Homology of generalized Steinberg varieties and Weyl group invariants

Let $G$ be a complex, connected, reductive algebraic group. In this paper we show analogues of the computations by Borho and MacPherson of the invariants and anti-invariants of the cohomology of the Springer fibres of the cone of nilpotent elements, $\mathcal{N}$, of $\operatorname{Lie}(G)$ for the Steinberg variety $Z$ of triples.

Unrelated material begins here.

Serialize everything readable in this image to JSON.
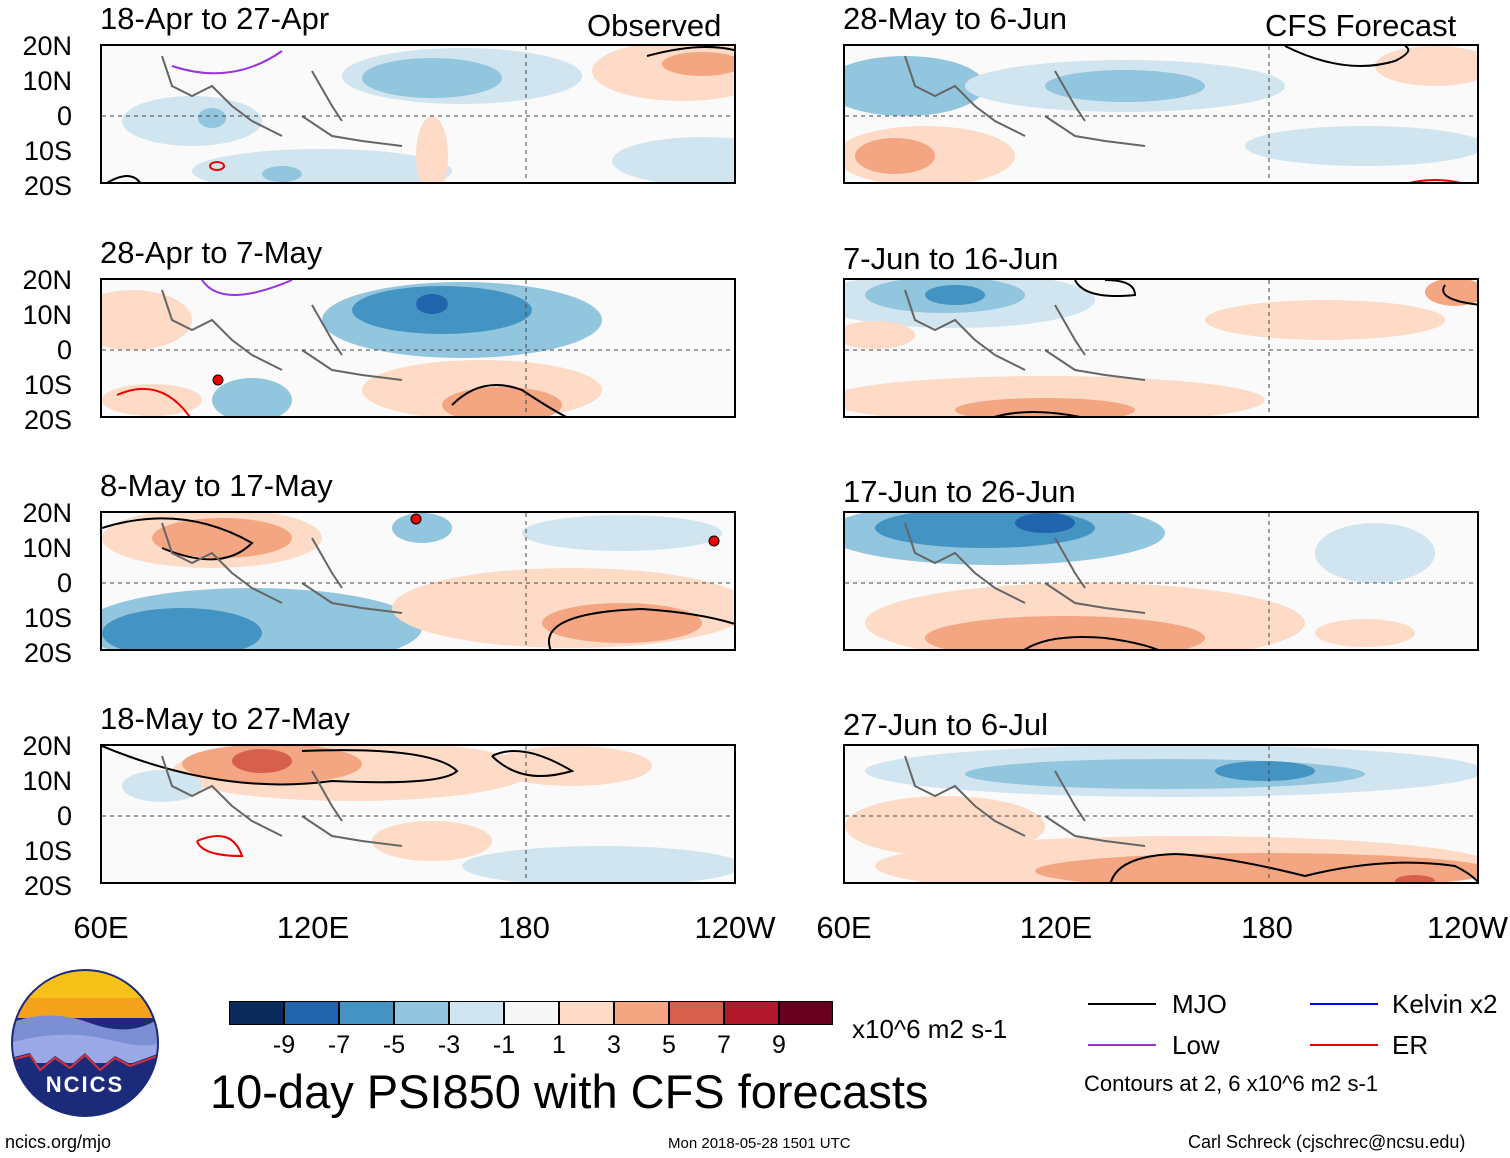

Using a general specialization argument we show that for a parabolic subgroup $W_P \times W_Q$ of $W \times W$ the space of $W_P \times W_Q$-invariants and the space of $W_P \times W_Q$-anti-invariants of $H_{4n}(Z)$ are isomorphic to the top Borel-Moore homology groups of certain generalized Steinberg varieties introduced by Douglass and Röhrle (2004).

The rational group algebra of the Weyl group $W$ of $G$ is isomorphic to the opposite of the top Borel-Moore homology $H_{4n}(Z)$ of $Z$, where $2n = \dim \mathcal{N}$. Suppose $W_P \times W_Q$ is a parabolic subgroup of $W \times W$. We show that the space of $W_P \times W_Q$-invariants of $H_{4n}(Z)$ is $e_Q\mathbb{Q} We_P$, where $e_P$ is the idempotent in the group algebra of $W_P$ affording the trivial representation of $W_P$ and $e_Q$ is defined similarly. We also show that the space of $W_P \times W_Q$-anti-invariants of $H_{4n}(Z)$ is $\epsilon_Q\mathbb{Q} W\epsilon_P$, where $\epsilon_P$ is the idempotent in the group algebra of $W_P$ affording the sign representation of $W_P$ and $\epsilon_Q$ is defined similarly.